Tüm yargılamalarda üç temel anlayış çok değerlidir:

– Masumiyet karinesi esastır,

– Tutukluluk istisnadır,

– Kanunlar özgürlük lehine yorumlanmalıdır.

* Girişimcilik ve Teknoloji / Silicon Valley Network’u: Son dönemde çok heyecan verici bir gelişmeye imza attık. Silikon Vadisi’nde faaliyet gösteren girişimci, yönetici, mühendis, bilim insanı ve yatırımcılarla ilişki ve etkileşimi geliştirmek amacıyla Silicon Valley Network’unu kurduk. Silikon Vadisi Ağı ile, San Francisco bölgesindeki profesyoneller ve girişimciler ile bağları güçlendirirken, bölgenin girişimcilik alanındaki yüksek birikiminden yararlanmayı ve Sanayi 4.0, STEM, inovasyon, internet ekosistemi, dijitalleşme ve girişimcilik alanlarındaki çalışmalarımıza katkı sağlamayı hedefliyoruz. Ekim ayında Silikon Vadisi Ağı faaliyetlerimizle ilgili olarak San Francisco’ya bir ziyaretimiz olacak. SF’deki önde gelen ABD’li ve Türk profesyonel, girişimci, bilim insanlarının katılacağı bir etkinlik düzenleyeceğiz.

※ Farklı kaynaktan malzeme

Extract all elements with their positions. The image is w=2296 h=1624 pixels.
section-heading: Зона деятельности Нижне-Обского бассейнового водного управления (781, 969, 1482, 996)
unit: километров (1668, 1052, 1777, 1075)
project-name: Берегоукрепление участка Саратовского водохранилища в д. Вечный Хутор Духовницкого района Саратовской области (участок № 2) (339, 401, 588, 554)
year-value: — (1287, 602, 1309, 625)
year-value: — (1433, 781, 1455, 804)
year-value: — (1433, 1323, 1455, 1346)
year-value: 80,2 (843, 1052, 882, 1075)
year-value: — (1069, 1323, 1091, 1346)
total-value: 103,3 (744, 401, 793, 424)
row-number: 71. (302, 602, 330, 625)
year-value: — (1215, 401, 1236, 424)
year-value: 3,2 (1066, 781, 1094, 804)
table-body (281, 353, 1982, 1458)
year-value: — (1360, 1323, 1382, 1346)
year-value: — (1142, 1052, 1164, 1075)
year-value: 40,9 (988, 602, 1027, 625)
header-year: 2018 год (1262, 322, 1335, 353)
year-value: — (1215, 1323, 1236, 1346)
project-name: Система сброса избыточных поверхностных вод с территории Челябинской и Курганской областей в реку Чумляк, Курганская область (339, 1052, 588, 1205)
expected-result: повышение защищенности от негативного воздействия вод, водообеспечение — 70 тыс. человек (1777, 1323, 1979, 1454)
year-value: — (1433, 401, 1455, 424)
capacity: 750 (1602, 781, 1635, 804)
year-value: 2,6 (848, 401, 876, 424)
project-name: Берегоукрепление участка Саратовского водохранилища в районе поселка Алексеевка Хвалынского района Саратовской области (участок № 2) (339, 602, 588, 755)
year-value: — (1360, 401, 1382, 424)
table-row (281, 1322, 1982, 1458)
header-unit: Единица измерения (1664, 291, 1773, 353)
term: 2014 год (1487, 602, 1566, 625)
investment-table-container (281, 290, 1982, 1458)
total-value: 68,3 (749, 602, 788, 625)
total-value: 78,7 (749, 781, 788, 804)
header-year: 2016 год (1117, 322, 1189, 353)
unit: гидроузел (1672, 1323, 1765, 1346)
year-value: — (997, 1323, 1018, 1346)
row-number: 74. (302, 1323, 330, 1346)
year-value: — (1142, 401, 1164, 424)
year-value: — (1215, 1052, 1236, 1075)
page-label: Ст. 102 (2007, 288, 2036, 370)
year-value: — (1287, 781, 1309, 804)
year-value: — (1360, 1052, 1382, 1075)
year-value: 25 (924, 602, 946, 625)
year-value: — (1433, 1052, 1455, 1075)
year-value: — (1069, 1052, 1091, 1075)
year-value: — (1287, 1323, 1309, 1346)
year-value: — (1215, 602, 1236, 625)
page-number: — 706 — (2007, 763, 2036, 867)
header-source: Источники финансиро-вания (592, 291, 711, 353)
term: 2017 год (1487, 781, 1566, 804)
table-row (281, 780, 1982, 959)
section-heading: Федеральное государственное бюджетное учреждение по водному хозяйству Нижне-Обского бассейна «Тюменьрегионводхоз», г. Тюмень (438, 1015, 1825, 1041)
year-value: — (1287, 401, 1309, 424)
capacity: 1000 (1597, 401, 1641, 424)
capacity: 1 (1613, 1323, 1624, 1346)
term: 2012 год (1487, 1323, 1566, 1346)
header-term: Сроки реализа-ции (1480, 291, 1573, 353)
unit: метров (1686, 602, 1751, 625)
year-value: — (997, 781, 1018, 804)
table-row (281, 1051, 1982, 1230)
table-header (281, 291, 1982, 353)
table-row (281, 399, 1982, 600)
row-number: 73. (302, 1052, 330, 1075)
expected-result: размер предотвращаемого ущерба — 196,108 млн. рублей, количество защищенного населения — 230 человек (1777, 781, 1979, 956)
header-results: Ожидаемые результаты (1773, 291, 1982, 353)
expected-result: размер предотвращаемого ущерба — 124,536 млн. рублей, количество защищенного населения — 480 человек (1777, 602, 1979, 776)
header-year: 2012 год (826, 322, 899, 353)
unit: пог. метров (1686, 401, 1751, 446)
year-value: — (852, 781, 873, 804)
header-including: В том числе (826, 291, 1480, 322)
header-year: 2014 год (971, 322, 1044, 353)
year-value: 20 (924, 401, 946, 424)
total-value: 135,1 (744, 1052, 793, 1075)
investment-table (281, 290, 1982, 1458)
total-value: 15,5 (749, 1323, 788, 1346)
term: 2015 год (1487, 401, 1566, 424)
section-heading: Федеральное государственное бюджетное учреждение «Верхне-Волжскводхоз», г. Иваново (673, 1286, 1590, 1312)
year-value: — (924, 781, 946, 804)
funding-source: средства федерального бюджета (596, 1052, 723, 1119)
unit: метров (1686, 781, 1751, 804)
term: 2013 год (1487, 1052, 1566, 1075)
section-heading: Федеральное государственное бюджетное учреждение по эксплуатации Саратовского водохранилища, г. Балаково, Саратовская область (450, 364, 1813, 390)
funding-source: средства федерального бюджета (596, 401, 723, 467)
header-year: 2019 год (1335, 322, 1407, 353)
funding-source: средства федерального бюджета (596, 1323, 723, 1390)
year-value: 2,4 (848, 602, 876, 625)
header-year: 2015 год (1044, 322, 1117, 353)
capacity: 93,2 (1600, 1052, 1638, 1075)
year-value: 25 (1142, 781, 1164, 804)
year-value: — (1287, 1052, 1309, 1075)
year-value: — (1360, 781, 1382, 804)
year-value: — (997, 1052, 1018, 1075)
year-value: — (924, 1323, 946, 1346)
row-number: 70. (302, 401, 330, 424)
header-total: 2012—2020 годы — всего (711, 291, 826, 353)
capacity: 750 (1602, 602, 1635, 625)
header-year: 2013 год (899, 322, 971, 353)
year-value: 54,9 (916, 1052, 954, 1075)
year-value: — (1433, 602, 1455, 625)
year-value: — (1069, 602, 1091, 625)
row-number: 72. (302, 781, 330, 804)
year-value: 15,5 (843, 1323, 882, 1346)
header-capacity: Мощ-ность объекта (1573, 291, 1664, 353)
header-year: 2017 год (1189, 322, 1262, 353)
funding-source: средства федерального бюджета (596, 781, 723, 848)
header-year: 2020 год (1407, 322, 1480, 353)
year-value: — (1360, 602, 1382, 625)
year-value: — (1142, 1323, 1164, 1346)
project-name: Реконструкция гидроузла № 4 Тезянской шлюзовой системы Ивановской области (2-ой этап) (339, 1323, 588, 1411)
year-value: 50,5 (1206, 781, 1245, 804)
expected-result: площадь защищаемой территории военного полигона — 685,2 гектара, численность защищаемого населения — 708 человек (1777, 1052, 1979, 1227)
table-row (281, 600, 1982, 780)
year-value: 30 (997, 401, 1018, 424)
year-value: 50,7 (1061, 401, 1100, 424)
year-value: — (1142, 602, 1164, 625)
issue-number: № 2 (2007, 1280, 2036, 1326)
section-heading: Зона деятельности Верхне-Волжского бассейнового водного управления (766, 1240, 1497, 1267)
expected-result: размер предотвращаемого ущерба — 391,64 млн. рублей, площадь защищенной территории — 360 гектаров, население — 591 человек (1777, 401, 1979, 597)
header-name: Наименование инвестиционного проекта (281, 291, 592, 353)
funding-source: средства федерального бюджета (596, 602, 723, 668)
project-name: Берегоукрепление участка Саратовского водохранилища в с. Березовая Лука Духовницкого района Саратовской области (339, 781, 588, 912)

* Eğitim: Eğitim alanında, acele ile yapılan ve kamuoyuyla çok yeni paylaşılan reformlar, ülke gündeminde halen tartışılıyorsa, “reform yapma sürecimizi” gözden geçirmemiz gerektiği ortaya çıkıyor. Atatürk, istikbal için en önemli ilkeyi “Fikri hür, vicdanı hür, irfanı hür nesiller!” diyerek en yalın şekliyle ifade etmiştir. Bilim ve teknolojide öne geçen ülkelerin diğerleri ile arayı açtığı bir çağda, müfredatımızın bilimsel temellere dayanması ülkemiz için hayati öneme sahiptir. Sorgulayan, özgür düşünen, dijital okuryazarlık ve yabancı dil becerileri gelişmiş gençler yetiştirmeye odaklanmalıyız. 21.yüzyıl becerilerini, STEM (Fen, Teknoloji, Mühendislik, Matematik) yaklaşımını, kodlama ve robotiği erken yaşlarda çocuklarımızla buluşturduğumuz takdirde, uluslararası rekabette eğitim kalitesiyle parlayan bir ülke olabiliriz.

BAŞKANLIK ‘ATEŞTEN GÖMLEK’ DEĞİL

TÜSİAD Başkanlığı’nın ‘ateşten gömlek’ olup olmadığı konusunda ise Bilecik’in yanıtı şöyle: “Gerek iş hayatında gerekse gönüllü katkıda bulunmaya çalıştığım tüm kulvarlarda, bugüne kadar üstlendiğim görev ve sorumlulukları, hakkını vererek yerine getirmek için çalıştım. Böyle bir inanç ve ilkeler bütünüyle yola çıkıyorsanız, o yolda karşınıza çıkan, “zor” olan veya “zorluk” diye tanımlanan durumlar inanın bir engel teşkil etmiyor. “Ateşten gömlek” meselesine gelince, TÜSİAD Başkanlığı her dönem üst düzey bir sorumluluk ve özellikle zaman fedakarlığında bulunulması gereken bir görev olmuştur. Fakat “ateşten gömlek” değildir. Aslında, Türkiye’nin bir çok problemi bir araya gelip konuşamamaktan kaynaklanıyor. Diyalog, barış ve uzlaşma kültürünü yaygınlaştırırsak çözemeyeceğimiz hiçbir meselenin kalmayacağına inanıyorum.”